Sócrates fue un filósofo del siglo V a. C., autor de la archiconocida frase: "Sólo sé que no sé nada". Él, Platón y Aristóteles constituyen el trío Calavera de la Grecia clásica. No fue un tipo atractivo, le cantaba el sobaco (escribieron sus contemporáneos; yo no se lo olí), fue infeliz en su matrimonio (por casarse con una borraja de mujer: de "reconocido mal genio" he leído), se llevaba mal con otros sabios de su época y murió intoxicado con cicuta: el veneno de la ley griega.
Un día, un conocido de Sócrates se encontró con él y le dijo:
- ¿Sabes, Sócrates, lo que he escuchado sobre uno de tus discípulos?
- Espera un instante -replicó Sócrates-. Antes de que hables quisiera que pasaras una pequeña prueba: la prueba del triple filtro: quizá sea apropiado filtrar tres veces tus palabras. El primer filtro es la verdad: ¿Estás absolutamente seguro de que lo que quieres decirme sobre mi discípulo es cierto?
- No -respondió el hombre-, acabo de oírlo y...
- Bien -dijo Sócrates-. Entonces realmente no sabes si es cierto o no. Ahora permíteme aplicar el segundo filtro: el de la bondad: ¿Es algo bueno lo que vas a decir de mi discípulo?
- No, por el contrario...
- Entonces, deseas decirme algo malo sobre él, pero no estás seguro de que sea cierto. A pesar de ello, podría querer escucharlo porque queda el tercer filtro: el de la utilidad: ¿Me servirá de algo saber lo que vas a decir de mi discípulo?
- No, la verdad es que no.
- Bien -concluyó Sócrates-. Si lo que deseas decirme no es ni cierto, ni bueno ni útil, entonces, ¿para qué contarlo?
Y yo añadiría un cuarto filtro, que es exactamente el que permite contar y escuchar cualquier cosa que haya sido filtrada por la verdad, la bondad y la utilidad, y es la curiosidad. Cualquier cosa puede superar el cuarto filtro. Y, de hecho, lo hace. Y de este cuarto filtro surgen todos los grandes males y los grandes remedios de la Humanidad.



Me quedo con el filtro de la utilidad...el de la curiosidad es innato en más de uno...
Te falta otra cosa: la envidia. La mayor parte de los dimes y diretes son debidos a la envidia. Ese veneno que intoxica las relaciones sociales.
No sé qué pasa con los comentarios. Recibo y no los veo. Qué extraño... Iker Jiménez, ¿estás ahí? XDDD
Besinhos from Anita B.
Entonces, más que aplicar filtros, aplicas una ley: "Todo aquello que despierte mi curiosidad, me será contado".
Me gusta Platón.

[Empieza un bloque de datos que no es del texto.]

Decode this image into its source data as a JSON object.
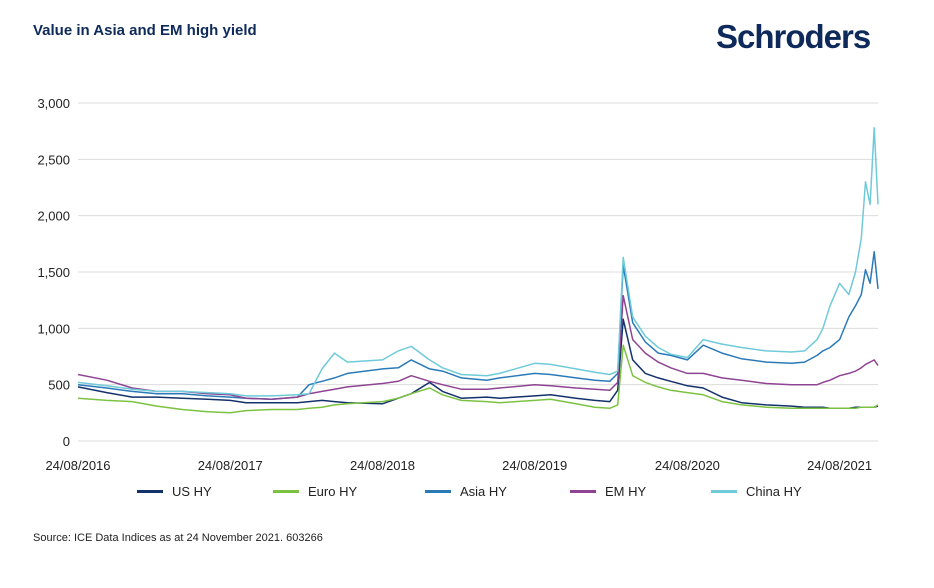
{
  "header": {
    "title": "Value in Asia and EM high yield",
    "logo_text": "Schroders"
  },
  "footer": {
    "source": "Source: ICE Data Indices as at 24 November 2021. 603266"
  },
  "chart_data": {
    "type": "line",
    "title": "Value in Asia and EM high yield",
    "xlabel": "",
    "ylabel": "",
    "x_tick_labels": [
      "24/08/2016",
      "24/08/2017",
      "24/08/2018",
      "24/08/2019",
      "24/08/2020",
      "24/08/2021"
    ],
    "y_tick_labels": [
      "0",
      "500",
      "1,000",
      "1,500",
      "2,000",
      "2,500",
      "3,000"
    ],
    "y_ticks": [
      0,
      500,
      1000,
      1500,
      2000,
      2500,
      3000
    ],
    "ylim": [
      0,
      3000
    ],
    "xlim": [
      "2016-08-24",
      "2021-11-24"
    ],
    "grid": "horizontal",
    "legend_position": "bottom",
    "x": [
      "2016-08-24",
      "2016-11-01",
      "2017-01-01",
      "2017-03-01",
      "2017-05-01",
      "2017-07-01",
      "2017-08-24",
      "2017-10-01",
      "2017-12-01",
      "2018-02-01",
      "2018-03-01",
      "2018-04-01",
      "2018-05-01",
      "2018-06-01",
      "2018-08-24",
      "2018-10-01",
      "2018-11-01",
      "2018-12-15",
      "2019-01-15",
      "2019-03-01",
      "2019-05-01",
      "2019-06-01",
      "2019-08-24",
      "2019-10-01",
      "2019-12-01",
      "2020-01-15",
      "2020-02-20",
      "2020-03-10",
      "2020-03-23",
      "2020-04-15",
      "2020-05-15",
      "2020-06-15",
      "2020-07-15",
      "2020-08-24",
      "2020-10-01",
      "2020-11-15",
      "2021-01-01",
      "2021-03-01",
      "2021-05-01",
      "2021-06-01",
      "2021-07-01",
      "2021-07-15",
      "2021-08-01",
      "2021-08-24",
      "2021-09-15",
      "2021-10-01",
      "2021-10-15",
      "2021-10-25",
      "2021-11-05",
      "2021-11-15",
      "2021-11-24"
    ],
    "series": [
      {
        "name": "US HY",
        "color": "#13316b",
        "values": [
          480,
          430,
          390,
          390,
          380,
          370,
          360,
          340,
          340,
          340,
          350,
          360,
          350,
          340,
          330,
          380,
          420,
          520,
          440,
          380,
          390,
          380,
          400,
          410,
          380,
          360,
          350,
          450,
          1080,
          720,
          600,
          560,
          530,
          490,
          470,
          390,
          340,
          320,
          310,
          300,
          300,
          300,
          290,
          290,
          290,
          300,
          300,
          300,
          300,
          300,
          310
        ]
      },
      {
        "name": "Euro HY",
        "color": "#7cc242",
        "values": [
          380,
          360,
          350,
          310,
          280,
          260,
          250,
          270,
          280,
          280,
          290,
          300,
          320,
          330,
          350,
          380,
          420,
          470,
          410,
          360,
          350,
          340,
          360,
          370,
          330,
          300,
          290,
          320,
          850,
          580,
          520,
          480,
          450,
          430,
          410,
          350,
          320,
          300,
          290,
          290,
          290,
          290,
          290,
          290,
          290,
          290,
          300,
          300,
          300,
          300,
          320
        ]
      },
      {
        "name": "Asia HY",
        "color": "#2b7ab8",
        "values": [
          500,
          470,
          440,
          420,
          420,
          400,
          390,
          380,
          370,
          390,
          500,
          530,
          560,
          600,
          640,
          650,
          720,
          640,
          620,
          560,
          540,
          560,
          600,
          590,
          560,
          540,
          530,
          600,
          1560,
          1050,
          880,
          780,
          760,
          720,
          850,
          780,
          730,
          700,
          690,
          700,
          760,
          800,
          830,
          900,
          1100,
          1200,
          1300,
          1520,
          1400,
          1680,
          1350
        ]
      },
      {
        "name": "EM HY",
        "color": "#8e4493",
        "values": [
          590,
          540,
          470,
          440,
          440,
          420,
          410,
          380,
          370,
          390,
          420,
          440,
          460,
          480,
          510,
          530,
          580,
          530,
          500,
          460,
          460,
          470,
          500,
          490,
          470,
          460,
          450,
          520,
          1290,
          900,
          780,
          700,
          650,
          600,
          600,
          560,
          540,
          510,
          500,
          500,
          500,
          520,
          540,
          580,
          600,
          620,
          650,
          680,
          700,
          720,
          670
        ]
      },
      {
        "name": "China HY",
        "color": "#6fcad9",
        "values": [
          520,
          490,
          460,
          440,
          440,
          430,
          420,
          400,
          400,
          410,
          420,
          640,
          780,
          700,
          720,
          800,
          840,
          720,
          650,
          590,
          580,
          600,
          690,
          680,
          640,
          610,
          590,
          620,
          1630,
          1100,
          930,
          830,
          770,
          740,
          900,
          860,
          830,
          800,
          790,
          800,
          900,
          1000,
          1200,
          1400,
          1300,
          1500,
          1800,
          2300,
          2100,
          2780,
          2100
        ]
      }
    ]
  }
}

Me hubiese gustado discutir con él (sin ser su esposa, claro).
Joder, no sé qué coño le pasa a esto que no puedo ver los comentarios, es como si no estuvieran. Sé que los tengo y los he leído en la página de edición del post, pero al llegar aquí parece que no están. ¿Los veis o también os pasa? Últimamente suceden cosas raras con las entradas del blog. A veces mataría a La Coctelera...
Besinhos.
¡Oh, milagro! ¡Ahora los veo! Por fin... Bueno, retiro lo de matar, jeje.
Política, digo que el filtro de la curiosidad es el que pasan todas las palabras, así que al final, aunque lo que quieran decirnos no sea ni cierto, ni bueno ni útil, lo acabamos escuchando, por despertar nuestra curiosidad. Bueno, y también porque carecemos de la genialidad de Sócrates para "filtrar" realmente lo que nos dicen.
Jo, pero la envidia no es tanto un filtro como una consecuencia de lo que llegan a decirnos (por haber pasado todos los filtros anteriores, incluido el cuarto). Si algo despierta nuestra curiosidad querremos saberlo, aunque dudemos de su veracidad y sea malo y/o inútil. Después vendrá la envidia.
No, no es una ley. Sólo digo que el principal motivo que explica el querer saber algo que no es ni cierto, ni bueno ni útil es que despierte nuestra curiosidad. No se me ocurre otro filtro universal. Ah, y que es Sócrates, Geonautín.
Besinhos a los tres!!!!!
En realidad , parece que "la curisosidad" más que un filtro, es todo lo contrario...al favorecer que todo "pase". Un filtro sirve, para que algunas "cosas" no pases, y por tanto la curiosidad actúa como anti-filtro....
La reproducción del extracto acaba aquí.